あのときと同じように、唇を震えさせて、表情を強張らせて、それでも、ひとつ息を吸って、彩芽が告げる。
「わたしは哲くんが好きです! あなたのカノジョになりたいです!」
「っ! ……こんな俺でよければ」
俺の返事を聞いて、彩芽が目を見開いた。
芸術品みたいな美貌がくしゃりと歪み、小豆色の瞳から、玉のような涙がこぼれ落ちる。
「……う……ぁ……ぁああああっ!」
俺の胸に顔を埋めて、彩芽が泣きじゃくる。
ただの嬉し泣きではないだろう。嬉しさとともに、俺に拒まれてから抱えてきた悲しみが、切なさが、辛さが、溢れ出しているのだろう。

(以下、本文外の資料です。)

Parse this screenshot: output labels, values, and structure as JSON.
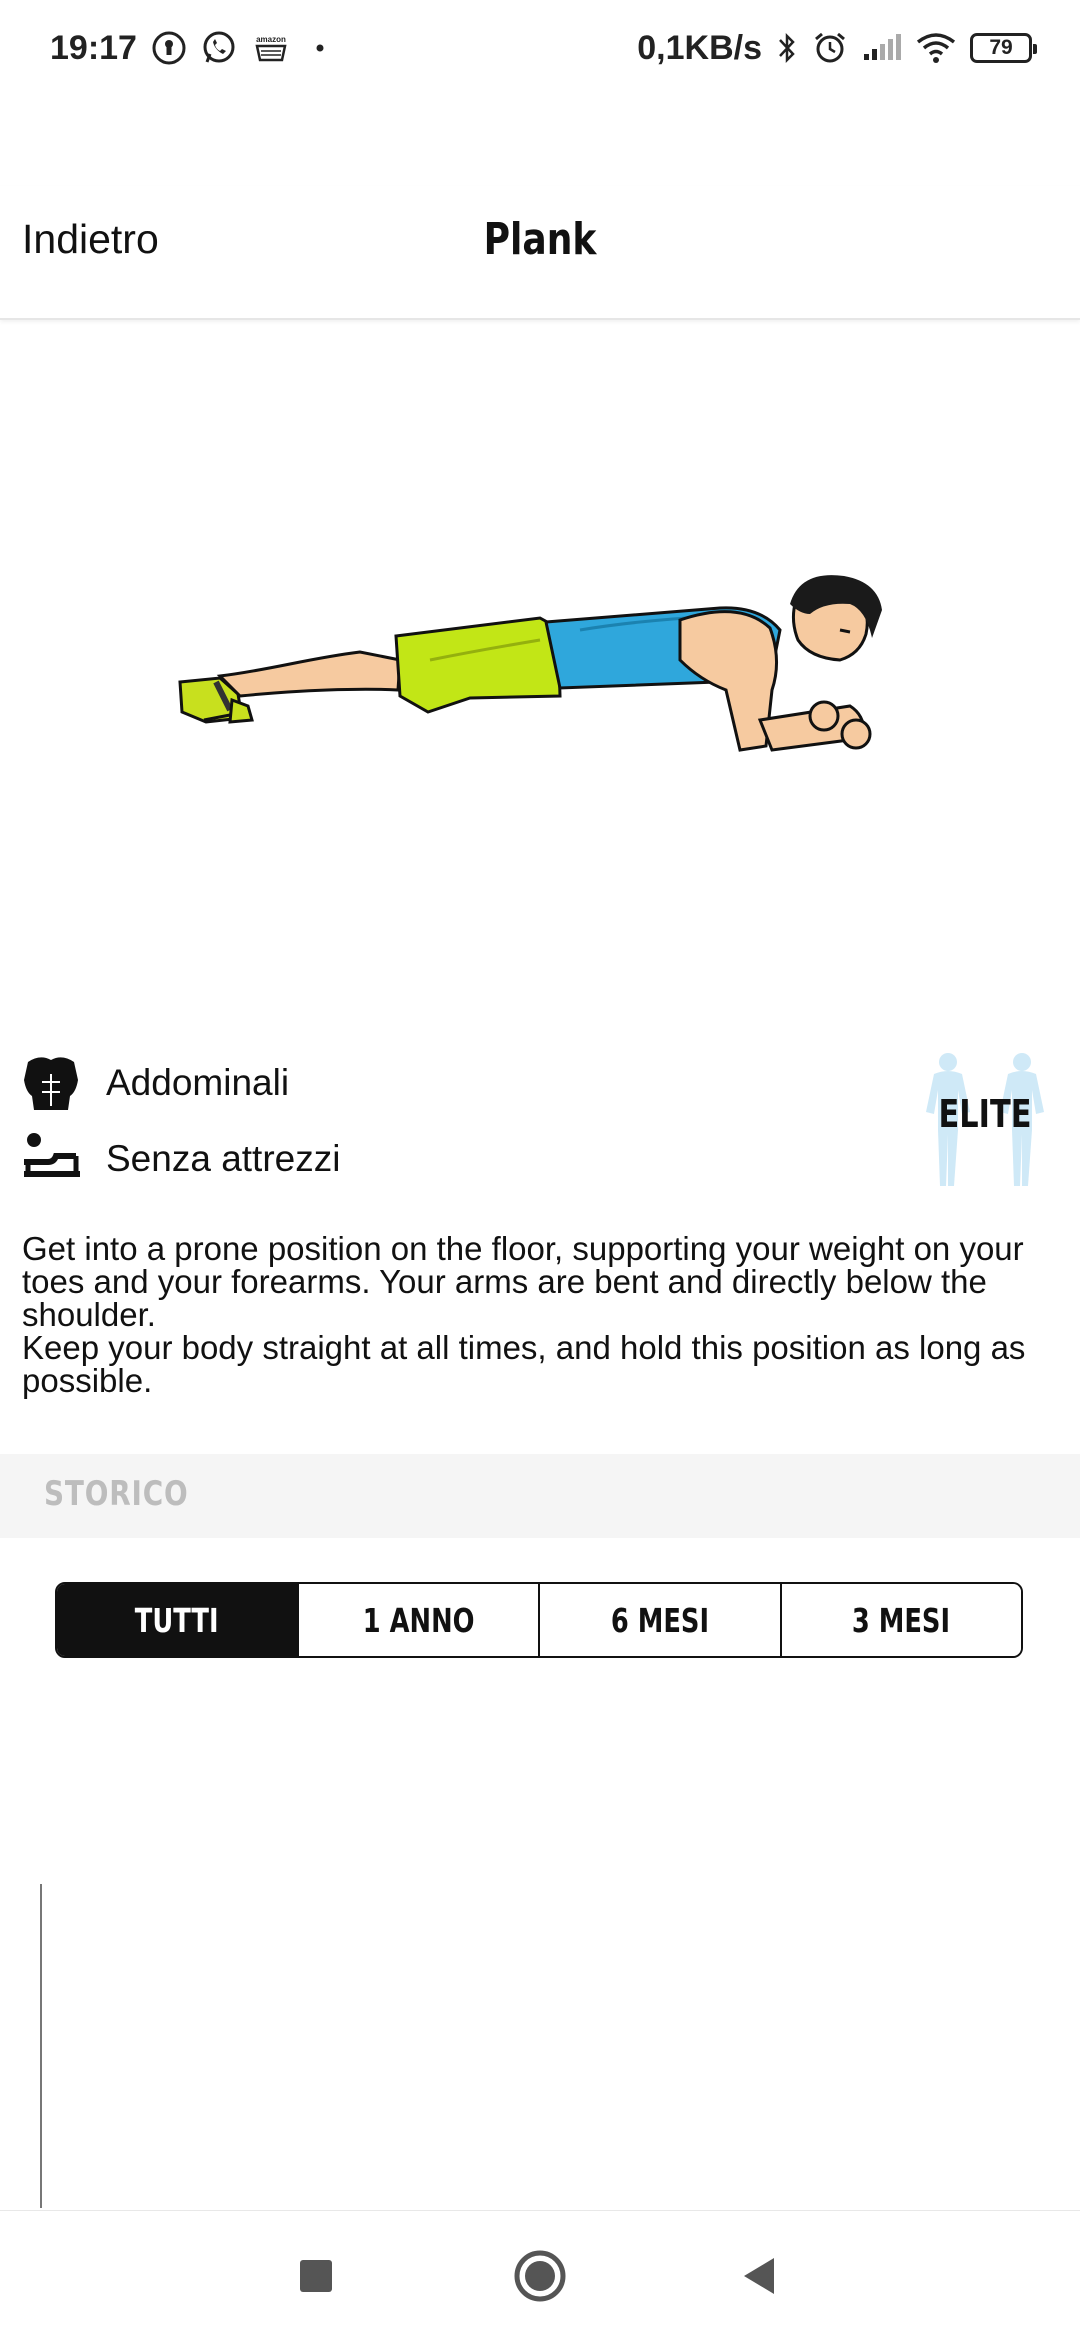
{
  "status_bar": {
    "time": "19:17",
    "network_speed": "0,1KB/s",
    "battery": "79",
    "left_icons": [
      "keyhole-icon",
      "whatsapp-icon",
      "amazon-icon",
      "notification-dot-icon"
    ],
    "right_icons": [
      "bluetooth-icon",
      "alarm-icon",
      "signal-icon",
      "wifi-icon",
      "battery-icon"
    ]
  },
  "header": {
    "back_label": "Indietro",
    "title": "Plank"
  },
  "exercise": {
    "muscle_group": "Addominali",
    "muscle_icon": "torso-icon",
    "equipment": "Senza attrezzi",
    "equipment_icon": "bodyweight-icon",
    "level": "ELITE",
    "description": "Get into a prone position on the floor, supporting your weight on your toes and your forearms. Your arms are bent and directly below the shoulder.\nKeep your body straight at all times, and hold this position as long as possible."
  },
  "history": {
    "section_title": "STORICO",
    "ranges": [
      {
        "label": "TUTTI",
        "selected": true
      },
      {
        "label": "1 ANNO",
        "selected": false
      },
      {
        "label": "6 MESI",
        "selected": false
      },
      {
        "label": "3 MESI",
        "selected": false
      }
    ]
  },
  "navbar": {
    "icons": [
      "recent-apps-icon",
      "home-icon",
      "back-icon"
    ]
  },
  "colors": {
    "accent": "#111111",
    "section_bg": "#f5f5f5",
    "section_text": "#bdbdbd",
    "elite_figure": "#cfe9f7"
  }
}
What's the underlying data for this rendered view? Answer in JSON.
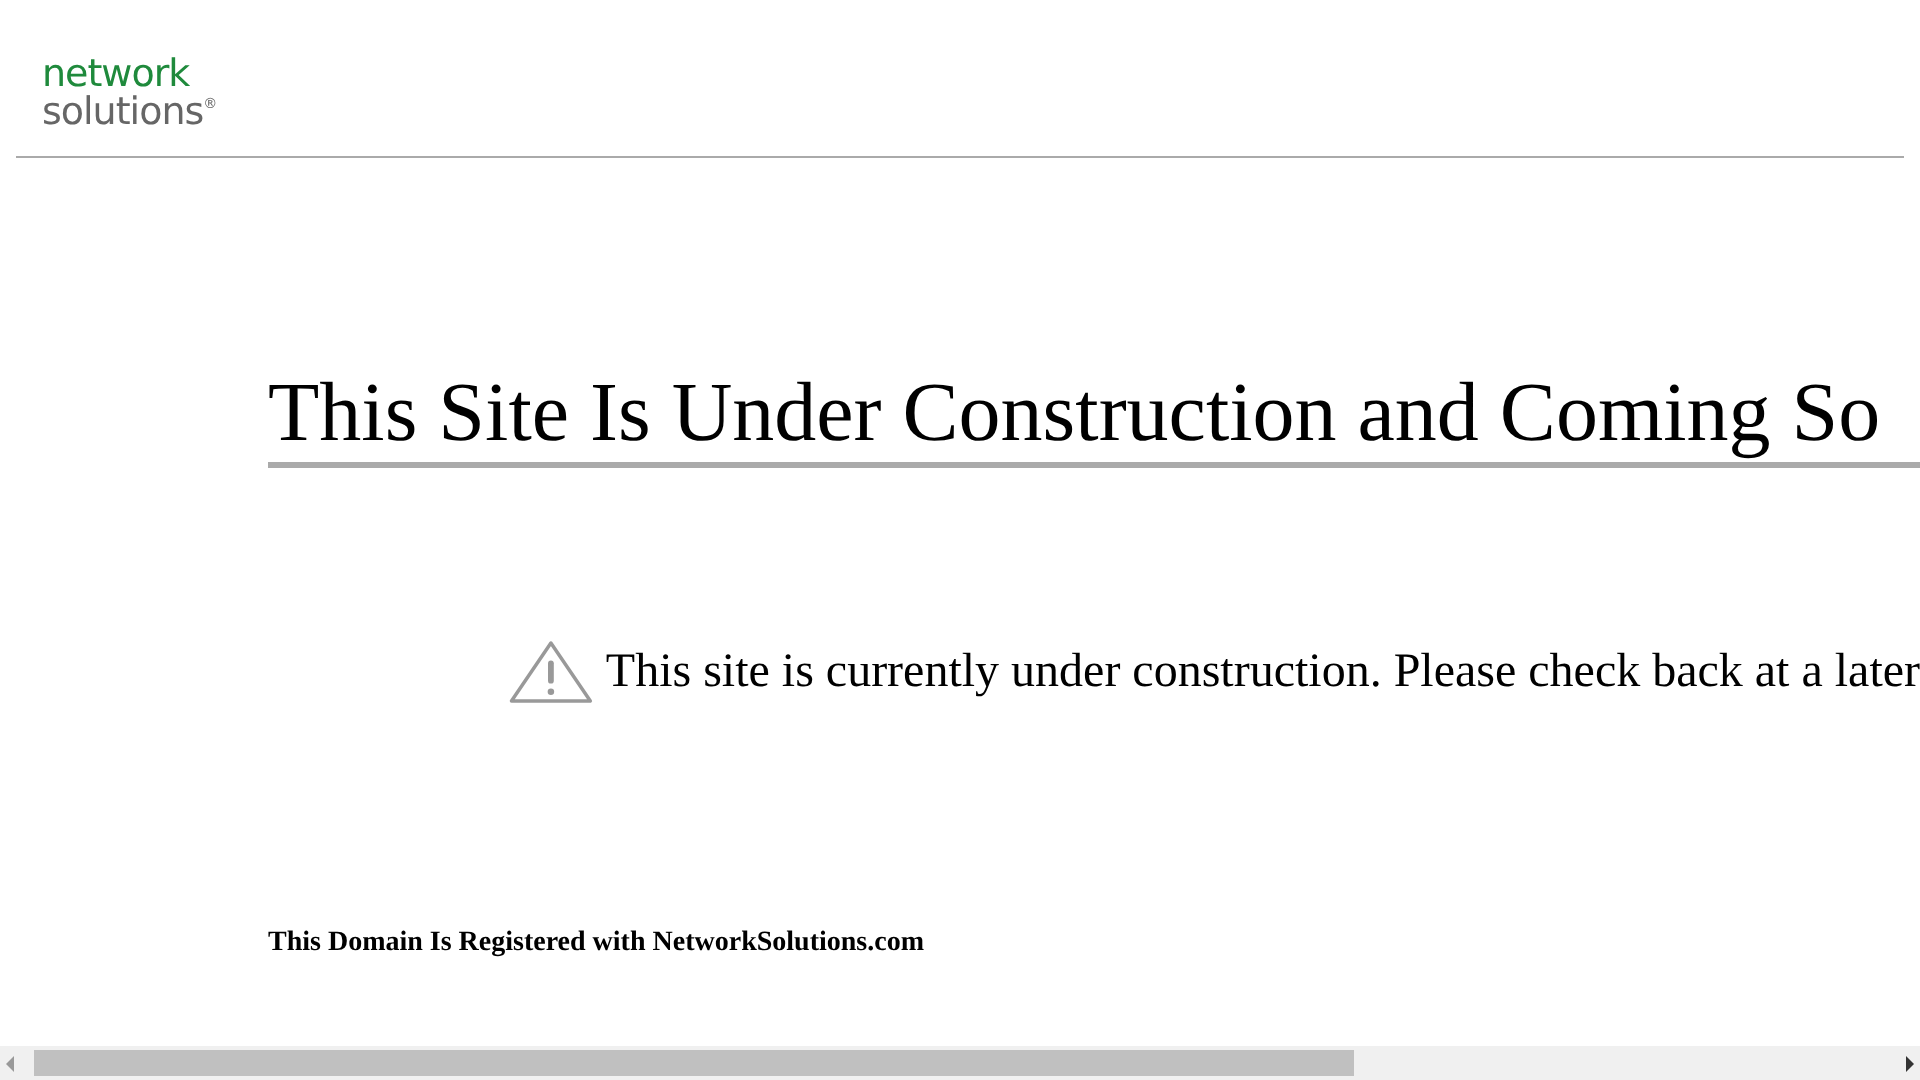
{
  "logo": {
    "line_1": "network",
    "line_2": "solutions",
    "mark": "®"
  },
  "heading": "This Site Is Under Construction and Coming So",
  "notice": "This site is currently under construction. Please check back at a later",
  "footer": "This Domain Is Registered with NetworkSolutions.com"
}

彩芽を泣かせたのは俺だ。俺の愚かさが、彩芽を苦しませてしまったのだ。
だから、もう二度と泣かせない。泣かせてはいけない。こんな俺を、彩芽は受け入れてくれたのだから。
壊れそうなほど儚い少女をそっと抱き返して、俺は心に誓った。
一〇分近く泣きじゃくり、ようやく彩芽の涙は止まった。
顔を上げた彩芽は、スッキリとした、それでいて、強気な笑みを浮かべていた。
「哲くん、仰っていましたよね? 自分は恋をしたことがないと。わたしのほかにも魅力的に感じているひとがいると」
「あ、ああ」
頷く俺を見つめて、彩芽が宣言する。
「わたしが恋に落としてみせます。わたし以外、目に入らないようにしてみせます」
脱帽だった。
やけに爽やかな敗北感を覚えて、俺は苦笑する。
参ったなあ。俺なんかより、彩芽のほうがよっぽどかっこいいよ。